I don't think Erin's going to have a problem there at all. I found what I'd read so far to be a good mix of action and dialogue, with lots of description. All three chapters were a breeze to read and kept my attention throughout. In fact, I am Oliver Twist: more, please.
I don't think Erin's going to have a problem there at all. I found what I'd read so far to be a good mix of action and dialogue, with lots of description.
I didn't say I thought Erin was going to have a problem with it. I don't think so either. I was answering a specific question about a general issue.
There is a story that Ernest Hemingway was once addressing a group of students. One student pointed out that, in the short story "A Clean Well-lighted Place," there's a long sequence of alternating dialogue between the Old Waiter and the Young Waiter, without any attribution. There's a point where it's really hard to tell who is talking, and it makes a difference in the story. Hemingway read through the exchange and replied, "It's perfectly clear to me."
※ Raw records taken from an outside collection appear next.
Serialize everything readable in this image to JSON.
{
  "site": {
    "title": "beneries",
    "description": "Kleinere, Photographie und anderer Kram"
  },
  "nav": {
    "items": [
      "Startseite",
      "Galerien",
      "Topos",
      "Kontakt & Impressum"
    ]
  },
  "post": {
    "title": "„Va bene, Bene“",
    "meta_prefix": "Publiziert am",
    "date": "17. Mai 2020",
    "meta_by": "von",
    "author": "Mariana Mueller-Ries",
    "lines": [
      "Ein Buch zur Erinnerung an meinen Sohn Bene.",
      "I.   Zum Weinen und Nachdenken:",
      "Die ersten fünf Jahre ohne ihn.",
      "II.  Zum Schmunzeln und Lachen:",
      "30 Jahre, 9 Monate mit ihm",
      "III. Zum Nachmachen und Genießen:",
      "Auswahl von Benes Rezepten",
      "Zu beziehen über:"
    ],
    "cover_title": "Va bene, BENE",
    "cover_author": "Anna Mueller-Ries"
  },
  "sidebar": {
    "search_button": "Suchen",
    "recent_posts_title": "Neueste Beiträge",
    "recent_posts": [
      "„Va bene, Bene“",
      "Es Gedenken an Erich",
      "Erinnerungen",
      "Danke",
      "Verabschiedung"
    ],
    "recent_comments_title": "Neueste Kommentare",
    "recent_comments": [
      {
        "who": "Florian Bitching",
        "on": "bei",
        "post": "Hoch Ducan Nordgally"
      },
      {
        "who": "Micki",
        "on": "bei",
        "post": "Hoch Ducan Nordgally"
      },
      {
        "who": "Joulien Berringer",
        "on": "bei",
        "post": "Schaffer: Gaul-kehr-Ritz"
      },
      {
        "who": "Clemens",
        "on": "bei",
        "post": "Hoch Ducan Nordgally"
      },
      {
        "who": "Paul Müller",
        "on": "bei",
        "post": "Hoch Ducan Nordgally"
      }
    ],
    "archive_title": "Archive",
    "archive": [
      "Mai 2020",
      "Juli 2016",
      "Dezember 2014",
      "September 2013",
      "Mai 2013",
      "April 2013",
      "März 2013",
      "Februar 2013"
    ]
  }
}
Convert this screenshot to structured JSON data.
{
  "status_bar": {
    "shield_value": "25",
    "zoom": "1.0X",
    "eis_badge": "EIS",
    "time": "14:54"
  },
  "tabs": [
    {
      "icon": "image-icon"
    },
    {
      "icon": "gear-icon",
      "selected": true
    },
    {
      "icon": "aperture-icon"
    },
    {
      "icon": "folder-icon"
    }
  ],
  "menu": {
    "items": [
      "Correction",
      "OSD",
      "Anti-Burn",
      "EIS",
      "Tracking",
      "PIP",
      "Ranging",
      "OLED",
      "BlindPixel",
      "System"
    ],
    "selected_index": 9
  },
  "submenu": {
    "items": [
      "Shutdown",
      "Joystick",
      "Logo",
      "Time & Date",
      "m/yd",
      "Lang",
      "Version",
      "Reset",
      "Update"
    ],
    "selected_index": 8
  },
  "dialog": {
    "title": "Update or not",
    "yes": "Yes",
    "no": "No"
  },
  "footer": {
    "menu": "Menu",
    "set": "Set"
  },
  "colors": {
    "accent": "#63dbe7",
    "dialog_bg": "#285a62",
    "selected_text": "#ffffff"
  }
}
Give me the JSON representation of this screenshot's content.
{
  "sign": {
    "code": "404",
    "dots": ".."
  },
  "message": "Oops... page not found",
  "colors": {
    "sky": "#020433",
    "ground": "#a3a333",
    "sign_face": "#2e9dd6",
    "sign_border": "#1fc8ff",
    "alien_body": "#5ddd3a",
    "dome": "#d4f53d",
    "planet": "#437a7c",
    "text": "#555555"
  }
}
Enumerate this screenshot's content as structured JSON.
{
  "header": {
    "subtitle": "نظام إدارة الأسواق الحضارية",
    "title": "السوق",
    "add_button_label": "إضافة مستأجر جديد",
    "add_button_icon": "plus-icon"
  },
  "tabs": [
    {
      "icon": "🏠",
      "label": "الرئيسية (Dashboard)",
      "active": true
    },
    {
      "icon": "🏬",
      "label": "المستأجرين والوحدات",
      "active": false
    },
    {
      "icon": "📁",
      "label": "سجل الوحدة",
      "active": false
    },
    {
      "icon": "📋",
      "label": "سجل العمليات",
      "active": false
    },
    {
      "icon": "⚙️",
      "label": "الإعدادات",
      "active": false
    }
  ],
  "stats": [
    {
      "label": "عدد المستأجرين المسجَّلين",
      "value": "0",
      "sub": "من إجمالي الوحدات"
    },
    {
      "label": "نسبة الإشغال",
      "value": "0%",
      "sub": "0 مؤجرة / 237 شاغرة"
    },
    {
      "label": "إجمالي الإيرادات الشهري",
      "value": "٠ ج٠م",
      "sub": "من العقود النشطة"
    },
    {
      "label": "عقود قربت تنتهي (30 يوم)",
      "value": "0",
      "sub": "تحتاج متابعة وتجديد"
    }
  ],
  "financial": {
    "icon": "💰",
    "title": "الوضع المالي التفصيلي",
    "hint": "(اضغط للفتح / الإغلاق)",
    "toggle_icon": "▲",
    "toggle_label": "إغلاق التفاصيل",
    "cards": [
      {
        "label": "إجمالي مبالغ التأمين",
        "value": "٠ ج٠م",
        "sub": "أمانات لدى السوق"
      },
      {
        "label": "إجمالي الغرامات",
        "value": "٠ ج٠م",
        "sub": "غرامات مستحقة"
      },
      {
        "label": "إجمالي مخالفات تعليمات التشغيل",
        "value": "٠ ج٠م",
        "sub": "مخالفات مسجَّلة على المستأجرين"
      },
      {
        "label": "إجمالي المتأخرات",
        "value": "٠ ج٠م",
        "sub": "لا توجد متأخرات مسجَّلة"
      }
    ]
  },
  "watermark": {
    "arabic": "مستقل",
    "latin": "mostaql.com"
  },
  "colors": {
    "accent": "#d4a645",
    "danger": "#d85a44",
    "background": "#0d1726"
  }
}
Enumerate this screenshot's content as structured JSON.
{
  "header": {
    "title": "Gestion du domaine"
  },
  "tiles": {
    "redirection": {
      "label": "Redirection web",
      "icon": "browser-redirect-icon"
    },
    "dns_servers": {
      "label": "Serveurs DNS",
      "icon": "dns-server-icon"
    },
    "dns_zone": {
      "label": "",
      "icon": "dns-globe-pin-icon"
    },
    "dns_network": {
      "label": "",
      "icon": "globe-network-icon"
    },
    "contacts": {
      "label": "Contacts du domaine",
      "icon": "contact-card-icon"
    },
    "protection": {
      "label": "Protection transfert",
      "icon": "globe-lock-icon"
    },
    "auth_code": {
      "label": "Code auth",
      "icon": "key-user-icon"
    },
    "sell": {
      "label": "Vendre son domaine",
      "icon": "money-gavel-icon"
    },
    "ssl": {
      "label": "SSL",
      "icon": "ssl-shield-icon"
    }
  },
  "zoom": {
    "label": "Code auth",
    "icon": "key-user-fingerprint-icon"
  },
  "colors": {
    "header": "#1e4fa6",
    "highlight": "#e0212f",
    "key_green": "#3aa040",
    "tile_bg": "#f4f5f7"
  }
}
The moral of the story: Don't be Hemingway.
I'll be more specific, Deb. Erin was worried, I should have directed that straight to her. I never thought you thought she would have a problem.
Erin, don't worry! You're dialogue is great! I loved the banter with Mr. Inscrutable and her adding emphasis to it with the pointy shoes of retribution.
and, insent, Sail. Excellent feedback, sugar.
Good info on the dialogue. Having read 8 gazillion books in my life, I too detest he said/gasped/declaimed villianously BWAHAHAHA, but sometime you need someonee else to kick your ass and say SHOW ME, moron!
But, yo, sometimes I just like to be slapped around.
And I am double-spaced and page numbered and editing out italica and vague word choices as we speak.
Heh. I am evil, in that I submit with italics. So far, no problem, but then, I've been with my publisher for years and they're used to it.
I hate underlining with a stone raging passion. Visually for me, it turns the manuscript into a homework assignment from the 1960s.
I'm not cutting ALL italics, but Sail made some good calls re: overitalicsing.
Excellent feedback, sugar.
Thanks! ::wipes brow:: I was afraid you might think I was being too much of a hardass and wouldn't send me anymore to read. And that would have been a bad thing.